I\'m trying to ssh from Jenkins to a local server but the following error is thrown:

[SSH] Exception:Algorithm negotiation fail
    com.jcraft.jsch.JSchExcep         


        

Answer 1

TL;DR edit your sshd_config and enable support for diffie-hellman-group-exchange-sha1 and diffie-hellman-group1-sha1 in KexAlgorithms:

KexAlgorithms curve25519-sha256@libssh.org,ecdh-sha2-nistp256,ecdh-sha2-nistp384,ecdh-sha2-nistp521,diffie-hellman-group-exchange-sha256,diffie-hellman-group14-sha1,diffie-hellman-group-exchange-sha1,diffie-hellman-group1-sha1

I suspect that the problem appeared after the following change in OpenSSH 6.7: "The default set of ciphers and MACs has been altered to remove unsafe algorithms.". (see changelog). This version was released on Oct, 6, and made it on Oct, 21 to Debian testing (see Debian changelog).
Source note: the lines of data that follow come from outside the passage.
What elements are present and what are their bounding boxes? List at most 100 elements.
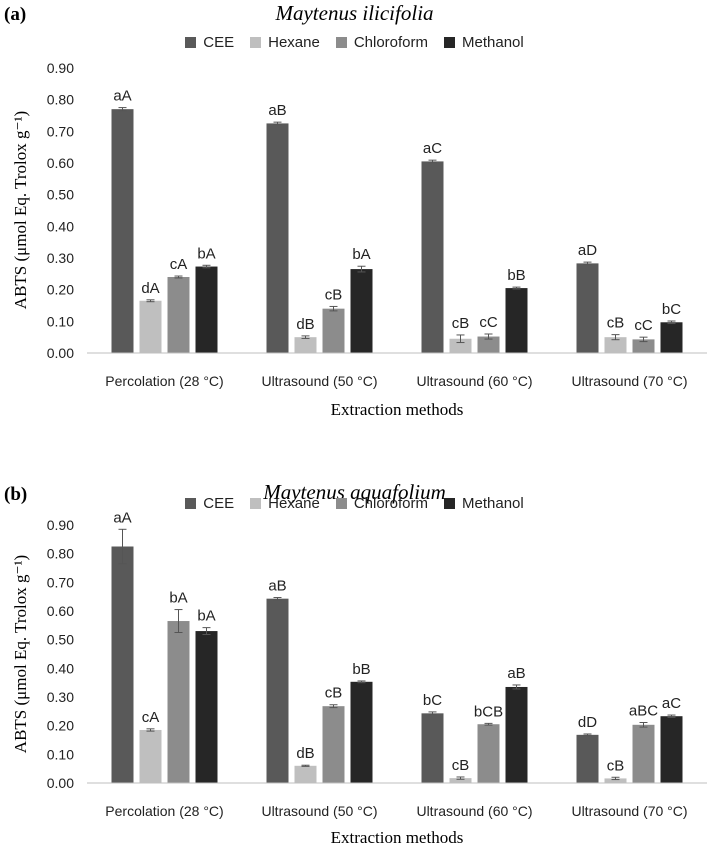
data-label: cB (607, 315, 625, 332)
y-tick-label: 0.90 (47, 517, 74, 533)
data-label: aA (113, 88, 131, 105)
y-tick-label: 0.90 (47, 60, 74, 76)
bar-cee (421, 713, 444, 783)
data-label: bA (197, 608, 215, 625)
data-label: aB (268, 578, 286, 595)
legend-item-chloroform: Chloroform (335, 495, 428, 512)
bar-hexane (139, 729, 162, 783)
data-label: bB (352, 661, 370, 678)
legend-label-hexane: Hexane (268, 34, 320, 51)
y-tick-label: 0.20 (47, 282, 74, 298)
legend-swatch-methanol (444, 498, 455, 509)
legend-swatch-methanol (444, 37, 455, 48)
x-category-label: Ultrasound (60 °C) (416, 373, 532, 389)
bar-chloroform (322, 308, 345, 353)
panel-a: (a) Maytenus ilicifolia CEE Hexane Chlor… (0, 0, 709, 425)
bar-cee (266, 598, 289, 783)
data-label: bB (507, 267, 525, 284)
legend-label-chloroform: Chloroform (353, 495, 428, 512)
panel-letter-b: (b) (4, 484, 28, 505)
legend-label-chloroform: Chloroform (353, 34, 428, 51)
bar-chloroform (632, 724, 655, 783)
chart-a-plot: 0.00 0.10 0.20 0.30 0.40 0.50 0.60 0.70 0.80 0.90… (11, 60, 707, 419)
bar-hexane (294, 765, 317, 783)
bar-chloroform (167, 621, 190, 783)
bar-chloroform (167, 277, 190, 353)
y-axis-title: ABTS (μmol Eq. Trolox g⁻¹) (11, 111, 30, 309)
data-label: bC (662, 301, 681, 318)
chart-b-plot: 0.00 0.10 0.20 0.30 0.40 0.50 0.60 0.70 0.80 0.90… (11, 509, 707, 847)
data-label: dB (296, 316, 314, 333)
data-label: aC (662, 695, 681, 712)
x-category-label: Percolation (28 °C) (105, 373, 223, 389)
bar-methanol (505, 288, 528, 353)
legend-item-hexane: Hexane (250, 34, 320, 51)
bar-methanol (660, 322, 683, 353)
bar-methanol (660, 716, 683, 783)
x-category-label: Ultrasound (60 °C) (416, 803, 532, 819)
legend-swatch-cee (185, 37, 197, 48)
y-tick-label: 0.40 (47, 660, 74, 676)
y-tick-label: 0.10 (47, 746, 74, 762)
legend-swatch-cee (185, 498, 197, 509)
bar-chloroform (632, 339, 655, 353)
y-tick-label: 0.00 (47, 345, 74, 361)
bar-hexane (294, 337, 317, 353)
x-axis-title: Extraction methods (331, 828, 464, 847)
bar-cee (576, 734, 599, 783)
x-category-label: Ultrasound (70 °C) (571, 803, 687, 819)
data-label: aBC (629, 703, 658, 720)
y-tick-label: 0.50 (47, 187, 74, 203)
panel-letter-a: (a) (4, 4, 27, 25)
data-label: cA (170, 256, 188, 273)
bar-cee (421, 161, 444, 353)
data-label: cB (452, 315, 470, 332)
data-label: cB (452, 757, 470, 774)
y-tick-label: 0.30 (47, 250, 74, 266)
x-category-label: Ultrasound (50 °C) (261, 803, 377, 819)
y-tick-label: 0.70 (47, 123, 74, 139)
data-label: cC (479, 314, 498, 331)
y-tick-label: 0.80 (47, 92, 74, 108)
data-label: cB (607, 757, 625, 774)
panel-title-b: Maytenus aquafolium (263, 480, 446, 504)
panel-b: (b) Maytenus aquafolium CEE Hexane Chlor… (0, 425, 709, 851)
data-label: bC (423, 692, 442, 709)
legend-swatch-chloroform (335, 498, 347, 509)
legend-label-hexane: Hexane (268, 495, 320, 512)
x-category-label: Ultrasound (50 °C) (261, 373, 377, 389)
legend-a: CEE Hexane Chloroform Methanol (0, 34, 709, 51)
bar-hexane (604, 337, 627, 353)
bar-chloroform (477, 336, 500, 353)
data-label: cA (142, 709, 160, 726)
bar-hexane (604, 778, 627, 783)
legend-label-cee: CEE (203, 34, 235, 51)
data-label: dD (578, 714, 597, 731)
bar-chloroform (322, 706, 345, 783)
x-axis-title: Extraction methods (331, 400, 464, 419)
data-label: dA (141, 280, 159, 297)
legend-item-cee: CEE (185, 34, 234, 51)
bar-cee (111, 109, 134, 354)
data-label: bA (352, 246, 370, 263)
legend-item-methanol: Methanol (444, 495, 524, 512)
data-label: aA (113, 509, 131, 526)
bar-hexane (139, 300, 162, 353)
legend-label-cee: CEE (203, 495, 235, 512)
panel-title-a: Maytenus ilicifolia (275, 1, 434, 25)
bar-cee (111, 546, 134, 783)
legend-item-hexane: Hexane (250, 495, 320, 512)
y-tick-label: 0.10 (47, 313, 74, 329)
x-category-label: Ultrasound (70 °C) (571, 373, 687, 389)
y-tick-label: 0.60 (47, 603, 74, 619)
legend-swatch-chloroform (335, 37, 347, 48)
data-label: cC (634, 317, 653, 334)
legend-swatch-hexane (250, 498, 262, 509)
y-tick-label: 0.00 (47, 775, 74, 791)
data-label: bCB (474, 703, 503, 720)
y-axis-title: ABTS (μmol Eq. Trolox g⁻¹) (11, 555, 30, 753)
data-label: dB (296, 745, 314, 762)
data-label: aD (578, 242, 597, 259)
bar-methanol (350, 269, 373, 353)
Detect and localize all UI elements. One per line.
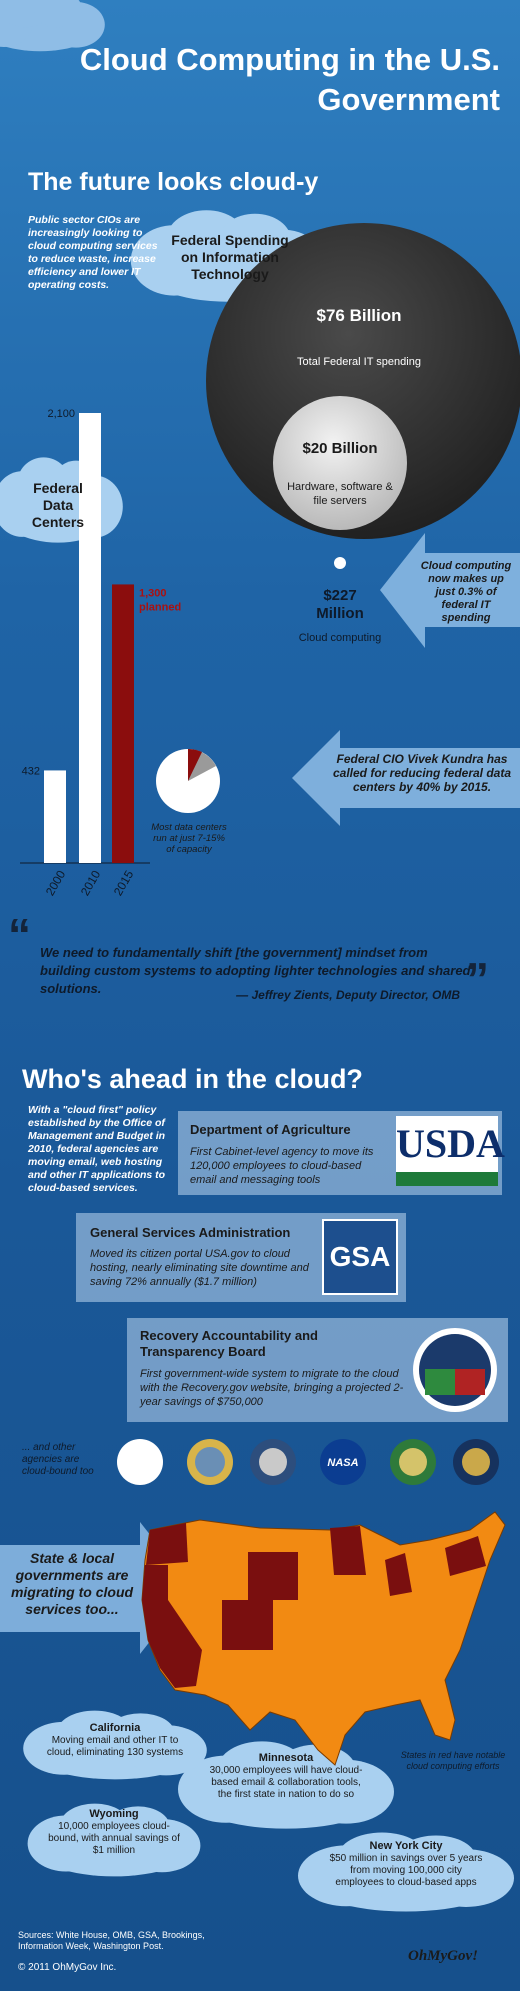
cloud-circle bbox=[334, 557, 346, 569]
state bbox=[385, 1553, 412, 1596]
map bbox=[141, 1511, 506, 1766]
state bbox=[142, 1565, 202, 1688]
agency-name: General Services Administration bbox=[90, 1225, 291, 1240]
seal bbox=[399, 1448, 427, 1476]
state-name: New York City bbox=[369, 1840, 443, 1852]
bar bbox=[112, 584, 134, 863]
agency-text: First Cabinet-level agency to move its 1… bbox=[190, 1146, 374, 1186]
arrow-text: State & local governments are migrating … bbox=[10, 1550, 134, 1617]
cloud bbox=[27, 1803, 201, 1877]
amount: $227 Million bbox=[316, 587, 364, 622]
bar-label: 1,300 bbox=[139, 587, 167, 599]
cloud-puff bbox=[396, 1835, 476, 1882]
state-text: 10,000 employees cloud-bound, with annua… bbox=[48, 1821, 180, 1856]
intro: With a "cloud first" policy established … bbox=[28, 1104, 166, 1194]
amount-label: Hardware, software & file servers bbox=[287, 481, 393, 507]
state bbox=[248, 1552, 298, 1600]
seal bbox=[117, 1439, 163, 1485]
seal bbox=[320, 1439, 366, 1485]
seal-part bbox=[455, 1369, 485, 1395]
seal-part bbox=[425, 1369, 455, 1395]
note: Most data centers run at just 7-15% of c… bbox=[151, 822, 227, 855]
seal bbox=[195, 1447, 225, 1477]
agency-seals: NASA bbox=[117, 1439, 499, 1485]
brand-logo: OhMyGov! bbox=[408, 1948, 478, 1964]
amount-label: Cloud computing bbox=[298, 632, 382, 644]
cloud bbox=[0, 0, 105, 52]
title: Cloud Computing in the U.S. Government bbox=[79, 42, 500, 117]
capacity-pie bbox=[156, 748, 220, 813]
state-name: Minnesota bbox=[258, 1752, 314, 1764]
sources: Sources: White House, OMB, GSA, Brooking… bbox=[18, 1930, 205, 1951]
pie-slice bbox=[188, 748, 202, 781]
amount: $20 Billion bbox=[302, 440, 378, 457]
states-arrow bbox=[0, 1522, 192, 1654]
cloud bbox=[298, 1832, 514, 1912]
hardware-circle bbox=[273, 396, 407, 530]
seal bbox=[259, 1448, 287, 1476]
agency-text: First government-wide system to migrate … bbox=[140, 1368, 404, 1408]
arrow-text: Cloud computing now makes up just 0.3% o… bbox=[420, 560, 512, 624]
state-name: California bbox=[89, 1722, 141, 1734]
state bbox=[146, 1523, 188, 1565]
quote-mark: ” bbox=[466, 953, 489, 1005]
state-text: Moving email and other IT to cloud, elim… bbox=[46, 1735, 184, 1758]
quote-author: — Jeffrey Zients, Deputy Director, OMB bbox=[236, 988, 460, 1002]
state-name: Wyoming bbox=[89, 1808, 139, 1820]
intro: Public sector CIOs are increasingly look… bbox=[28, 214, 158, 291]
x-tick-label: 2010 bbox=[78, 868, 104, 898]
agency-text: Moved its citizen portal USA.gov to clou… bbox=[90, 1248, 309, 1288]
map-legend: States in red have notable cloud computi… bbox=[400, 1750, 506, 1771]
amount-label: Total Federal IT spending bbox=[297, 356, 421, 368]
cloud-puff bbox=[106, 1713, 175, 1753]
state-text: $50 million in savings over 5 years from… bbox=[329, 1853, 483, 1888]
arrow-text: Federal CIO Vivek Kundra has called for … bbox=[332, 752, 512, 794]
quote: We need to fundamentally shift [the gove… bbox=[40, 945, 471, 996]
bar-label: 432 bbox=[22, 765, 40, 777]
agency-logo bbox=[413, 1328, 497, 1412]
heading: The future looks cloud-y bbox=[28, 168, 319, 196]
cloud-label: Federal Spending on Information Technolo… bbox=[171, 232, 289, 282]
bar-note: planned bbox=[139, 601, 181, 613]
x-tick-label: 2015 bbox=[111, 868, 137, 898]
us-outline bbox=[141, 1511, 506, 1766]
cloud-puff bbox=[34, 0, 82, 28]
bar bbox=[79, 413, 101, 863]
state bbox=[445, 1536, 486, 1576]
cloud-puff bbox=[106, 1806, 170, 1849]
quote-mark: “ bbox=[8, 909, 31, 961]
cloud bbox=[178, 1741, 394, 1829]
note: ... and other agencies are cloud-bound t… bbox=[22, 1442, 94, 1477]
copyright: © 2011 OhMyGov Inc. bbox=[18, 1962, 117, 1973]
heading: Who's ahead in the cloud? bbox=[22, 1064, 363, 1094]
amount: $76 Billion bbox=[316, 306, 402, 325]
agency-name: Recovery Accountability and Transparency… bbox=[140, 1328, 318, 1359]
agency-name: Department of Agriculture bbox=[190, 1122, 351, 1137]
seal-text: NASA bbox=[327, 1457, 358, 1469]
agency-logo: USDA bbox=[396, 1116, 505, 1186]
cloud-label: Federal Data Centers bbox=[31, 480, 85, 530]
agency-logo: GSA bbox=[322, 1219, 398, 1295]
kundra-arrow bbox=[292, 730, 520, 826]
bar-label: 2,100 bbox=[47, 408, 75, 420]
x-tick-label: 2000 bbox=[43, 868, 69, 898]
state-text: 30,000 employees will have cloud-based e… bbox=[209, 1765, 363, 1800]
bar bbox=[44, 770, 66, 863]
cloud bbox=[23, 1710, 207, 1780]
state bbox=[222, 1600, 273, 1650]
state bbox=[330, 1526, 366, 1575]
share-arrow bbox=[380, 533, 520, 648]
seal bbox=[462, 1448, 490, 1476]
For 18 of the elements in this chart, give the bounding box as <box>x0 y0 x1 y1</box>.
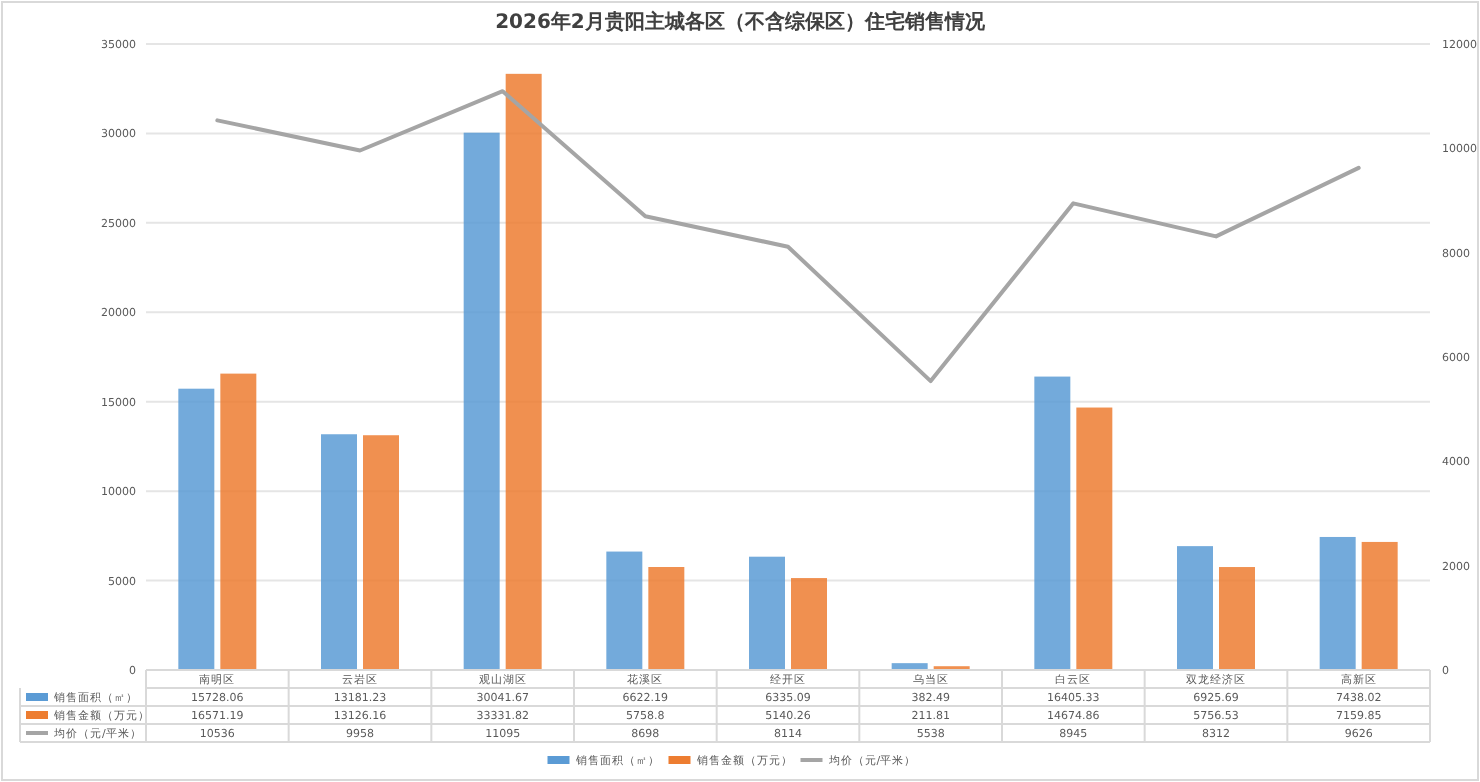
bar <box>1034 376 1071 670</box>
bar <box>463 132 500 670</box>
bar <box>363 435 399 670</box>
bar <box>220 373 257 670</box>
line-series <box>215 89 1361 384</box>
bar <box>1076 407 1113 670</box>
bar <box>505 73 542 670</box>
bar <box>1319 536 1356 670</box>
bar <box>791 578 827 670</box>
bar <box>1219 567 1255 670</box>
bar <box>606 551 643 670</box>
bar <box>1177 546 1213 670</box>
bar <box>648 567 685 670</box>
bar <box>321 434 357 670</box>
bar <box>1361 541 1398 670</box>
bar <box>178 388 215 670</box>
bar <box>749 556 785 670</box>
chart-title: 2026年2月贵阳主城各区（不含综保区）住宅销售情况 <box>495 10 987 34</box>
OpenSSH enables only the following key exchange algorithms by default:

• curve25519-sha256@libssh.org
• ecdh-sha2-nistp256
• ecdh-sha2-nistp384
• ecdh-sha2-nistp521
• diffie-hellman-group-exchange-sha256
• diffie-hellman-group14-sha1

Whereas JSch claims to support these algorithms (see under "features") for key exchange:

• diffie-hellman-group-exchange-sha1
• diffie-hellman-group1-sha1

So indeed, they cannot agree on a common key exchange algorithm. Updating sshd_config (and restarting the SSH server) does the trick. Apparently JSch is supposed to support the "diffie-hellman-group-exchange-sha256" method since version 0.1.50 (see changelog).